The "Phase 2" Stark II regs, which took effect July 26, forbid some common practices when hospitals and physicians collaborate on recruitment. Many practices and hospitals have signed agreements with recruited physicians in which the recruiter guarantees the physician a certain salary for the first year, and then the hospital guarantees that it will cover the difference between the new physician's actual earnings and that guaranteed salary. In return, the new physician agrees to stay in the geographic area for an extra couple of years.

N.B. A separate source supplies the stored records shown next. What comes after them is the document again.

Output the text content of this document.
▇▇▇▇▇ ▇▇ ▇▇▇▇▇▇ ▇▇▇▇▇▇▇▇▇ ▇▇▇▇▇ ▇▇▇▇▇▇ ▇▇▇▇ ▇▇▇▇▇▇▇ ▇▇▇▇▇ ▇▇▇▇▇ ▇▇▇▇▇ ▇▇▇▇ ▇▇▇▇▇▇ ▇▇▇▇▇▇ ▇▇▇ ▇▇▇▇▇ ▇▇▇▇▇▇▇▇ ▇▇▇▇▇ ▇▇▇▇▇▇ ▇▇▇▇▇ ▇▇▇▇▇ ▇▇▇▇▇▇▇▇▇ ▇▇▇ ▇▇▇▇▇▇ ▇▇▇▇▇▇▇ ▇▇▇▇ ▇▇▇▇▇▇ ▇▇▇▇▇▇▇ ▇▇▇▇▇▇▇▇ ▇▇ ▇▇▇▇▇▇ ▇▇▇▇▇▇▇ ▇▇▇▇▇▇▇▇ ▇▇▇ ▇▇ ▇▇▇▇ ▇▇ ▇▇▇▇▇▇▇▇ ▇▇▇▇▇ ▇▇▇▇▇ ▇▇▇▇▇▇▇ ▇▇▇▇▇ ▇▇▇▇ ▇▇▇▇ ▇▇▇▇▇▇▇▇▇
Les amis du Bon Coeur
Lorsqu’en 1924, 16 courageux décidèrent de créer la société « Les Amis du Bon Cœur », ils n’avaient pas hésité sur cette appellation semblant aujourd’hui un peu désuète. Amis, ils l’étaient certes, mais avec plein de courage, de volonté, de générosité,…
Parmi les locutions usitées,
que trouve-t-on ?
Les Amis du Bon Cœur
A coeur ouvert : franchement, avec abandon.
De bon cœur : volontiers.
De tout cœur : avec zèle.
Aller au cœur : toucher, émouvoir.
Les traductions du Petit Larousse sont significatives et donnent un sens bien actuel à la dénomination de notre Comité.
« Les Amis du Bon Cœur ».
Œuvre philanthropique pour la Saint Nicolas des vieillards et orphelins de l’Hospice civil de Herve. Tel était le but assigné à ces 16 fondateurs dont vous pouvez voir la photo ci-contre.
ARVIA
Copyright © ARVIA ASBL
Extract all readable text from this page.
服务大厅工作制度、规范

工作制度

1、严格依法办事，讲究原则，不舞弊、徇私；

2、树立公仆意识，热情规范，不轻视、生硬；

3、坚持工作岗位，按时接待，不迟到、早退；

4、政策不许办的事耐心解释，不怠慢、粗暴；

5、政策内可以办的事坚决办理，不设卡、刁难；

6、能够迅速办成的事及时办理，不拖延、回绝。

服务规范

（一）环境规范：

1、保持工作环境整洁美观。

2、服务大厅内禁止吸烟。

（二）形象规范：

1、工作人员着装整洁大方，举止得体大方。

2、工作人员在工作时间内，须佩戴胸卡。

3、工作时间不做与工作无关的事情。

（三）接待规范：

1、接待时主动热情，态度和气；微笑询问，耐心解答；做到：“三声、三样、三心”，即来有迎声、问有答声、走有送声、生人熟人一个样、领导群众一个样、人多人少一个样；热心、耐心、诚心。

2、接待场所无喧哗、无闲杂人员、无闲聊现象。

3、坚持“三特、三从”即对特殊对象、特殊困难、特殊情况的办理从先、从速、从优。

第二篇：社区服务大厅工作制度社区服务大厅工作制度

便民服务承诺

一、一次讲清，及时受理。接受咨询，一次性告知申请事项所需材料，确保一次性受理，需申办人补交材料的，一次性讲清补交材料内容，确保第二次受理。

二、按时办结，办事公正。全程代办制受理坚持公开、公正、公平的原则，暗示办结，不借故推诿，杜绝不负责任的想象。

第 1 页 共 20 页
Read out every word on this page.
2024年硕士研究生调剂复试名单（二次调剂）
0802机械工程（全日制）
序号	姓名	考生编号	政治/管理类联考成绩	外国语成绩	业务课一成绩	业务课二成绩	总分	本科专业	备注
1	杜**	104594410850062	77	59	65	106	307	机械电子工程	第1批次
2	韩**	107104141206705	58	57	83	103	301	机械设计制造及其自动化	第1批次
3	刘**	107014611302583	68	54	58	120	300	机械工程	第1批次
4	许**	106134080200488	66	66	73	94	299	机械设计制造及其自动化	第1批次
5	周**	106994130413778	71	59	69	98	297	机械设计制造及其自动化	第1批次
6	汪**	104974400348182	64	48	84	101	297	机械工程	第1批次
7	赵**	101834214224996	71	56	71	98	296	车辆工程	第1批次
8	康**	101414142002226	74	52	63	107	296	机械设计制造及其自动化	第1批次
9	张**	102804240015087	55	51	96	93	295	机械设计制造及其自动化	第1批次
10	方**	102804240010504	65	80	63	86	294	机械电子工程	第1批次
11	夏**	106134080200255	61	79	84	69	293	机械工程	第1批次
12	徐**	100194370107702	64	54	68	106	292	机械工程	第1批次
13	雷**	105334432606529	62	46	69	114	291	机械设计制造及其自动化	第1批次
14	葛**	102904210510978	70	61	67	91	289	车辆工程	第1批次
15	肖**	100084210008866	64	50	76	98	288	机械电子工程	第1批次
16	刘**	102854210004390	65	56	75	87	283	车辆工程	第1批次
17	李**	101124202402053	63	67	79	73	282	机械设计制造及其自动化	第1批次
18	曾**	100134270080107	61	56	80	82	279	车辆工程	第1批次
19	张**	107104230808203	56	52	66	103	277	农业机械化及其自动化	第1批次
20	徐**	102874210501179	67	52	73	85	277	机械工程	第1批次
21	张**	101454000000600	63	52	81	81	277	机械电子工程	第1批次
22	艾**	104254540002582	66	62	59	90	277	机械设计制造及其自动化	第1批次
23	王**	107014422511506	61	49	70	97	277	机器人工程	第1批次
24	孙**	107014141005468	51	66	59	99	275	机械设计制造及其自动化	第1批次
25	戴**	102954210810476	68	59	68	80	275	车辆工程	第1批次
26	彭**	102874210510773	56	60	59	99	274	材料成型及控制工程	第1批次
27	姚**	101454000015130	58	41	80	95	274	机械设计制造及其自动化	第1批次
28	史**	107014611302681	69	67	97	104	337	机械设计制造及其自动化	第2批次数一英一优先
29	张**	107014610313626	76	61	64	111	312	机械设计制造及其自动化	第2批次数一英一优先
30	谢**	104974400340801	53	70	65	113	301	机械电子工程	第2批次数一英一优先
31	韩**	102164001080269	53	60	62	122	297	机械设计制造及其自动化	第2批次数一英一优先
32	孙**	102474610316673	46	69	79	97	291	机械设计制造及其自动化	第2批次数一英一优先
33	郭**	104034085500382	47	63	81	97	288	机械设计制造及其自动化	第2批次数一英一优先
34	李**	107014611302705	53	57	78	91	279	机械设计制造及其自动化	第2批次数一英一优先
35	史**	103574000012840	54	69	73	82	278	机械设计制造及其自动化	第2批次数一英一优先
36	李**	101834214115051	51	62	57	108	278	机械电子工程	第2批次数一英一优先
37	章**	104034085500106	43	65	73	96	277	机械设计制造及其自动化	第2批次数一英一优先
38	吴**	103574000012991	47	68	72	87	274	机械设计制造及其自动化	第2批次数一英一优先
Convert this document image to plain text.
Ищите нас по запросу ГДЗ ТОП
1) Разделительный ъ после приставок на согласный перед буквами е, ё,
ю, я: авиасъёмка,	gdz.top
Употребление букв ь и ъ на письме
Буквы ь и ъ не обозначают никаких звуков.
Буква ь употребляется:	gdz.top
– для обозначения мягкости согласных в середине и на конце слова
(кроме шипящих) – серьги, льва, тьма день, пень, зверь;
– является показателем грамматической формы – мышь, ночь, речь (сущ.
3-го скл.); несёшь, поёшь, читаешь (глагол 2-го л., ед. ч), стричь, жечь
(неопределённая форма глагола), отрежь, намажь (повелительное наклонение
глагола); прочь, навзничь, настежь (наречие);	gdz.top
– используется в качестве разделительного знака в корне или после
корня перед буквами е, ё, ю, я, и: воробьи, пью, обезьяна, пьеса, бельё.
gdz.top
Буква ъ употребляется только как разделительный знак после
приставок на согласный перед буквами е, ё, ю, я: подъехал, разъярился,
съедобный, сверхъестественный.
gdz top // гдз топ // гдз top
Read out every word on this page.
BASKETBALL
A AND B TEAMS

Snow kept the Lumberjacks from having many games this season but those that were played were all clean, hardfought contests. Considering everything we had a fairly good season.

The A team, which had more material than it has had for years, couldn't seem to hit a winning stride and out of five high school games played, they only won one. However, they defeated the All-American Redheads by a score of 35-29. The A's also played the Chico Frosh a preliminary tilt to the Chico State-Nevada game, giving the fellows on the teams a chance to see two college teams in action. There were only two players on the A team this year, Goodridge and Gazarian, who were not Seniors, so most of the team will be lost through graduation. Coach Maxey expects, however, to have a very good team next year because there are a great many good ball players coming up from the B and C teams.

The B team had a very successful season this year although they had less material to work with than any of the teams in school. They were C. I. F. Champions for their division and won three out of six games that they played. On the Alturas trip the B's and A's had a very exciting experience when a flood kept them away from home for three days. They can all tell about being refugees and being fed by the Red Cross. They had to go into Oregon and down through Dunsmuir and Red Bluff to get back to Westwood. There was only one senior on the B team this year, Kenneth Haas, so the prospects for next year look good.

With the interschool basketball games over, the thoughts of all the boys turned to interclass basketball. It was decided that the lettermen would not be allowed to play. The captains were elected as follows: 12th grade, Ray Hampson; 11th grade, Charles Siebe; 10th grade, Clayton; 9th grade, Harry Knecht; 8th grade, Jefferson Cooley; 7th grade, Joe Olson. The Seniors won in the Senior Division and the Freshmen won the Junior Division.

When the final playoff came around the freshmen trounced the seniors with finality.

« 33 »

The new regulations "really changed the landscape of the kind of recruitment arrangements" hospitals and physicians can enter into, says attorney Bob Ramsey with Buchanan Ingersoll in Philadelphia. "Income guarantees" are still acceptable, as long as you follow the new rules. In particular, your practice can no longer:
bill the hospital for expenses unrelated to the new physician's recruitment, such as fixed overhead;
include a clause in the new physician's contract that forbids him or her from competing with your practice for a set period of time;
receive payment directly from the hospital to supplement the new physician's income; or
guarantee a physician's income if he/she moved less than 25 miles to join your practice.
If you thought physician recruitment and income guarantees were an arcane subject area that nobody in law enforcement cared about, the case of Tenet Healthcare should give you pause. Santa Barbara, CA-based Tenet appears to be undergoing a full-fledged investigation of its physician recruitment practices.
In the latest episode, Tenet disclosed that federal prosecutors were seeking information about its financial arrangements with St. Louis, MO physicians. Tenet has said officials are scrutinizing its relocation deals in other parts of the country, and the company's Alvarado Medical Center faces criminal kickback charges over the arrangements, according to the Wall Street Journal.
"We are sensitive to the concerns that regulatory agencies have with physician relocation arrangements," insisted Tenet General Counsel Peter Urbanowicz in a release.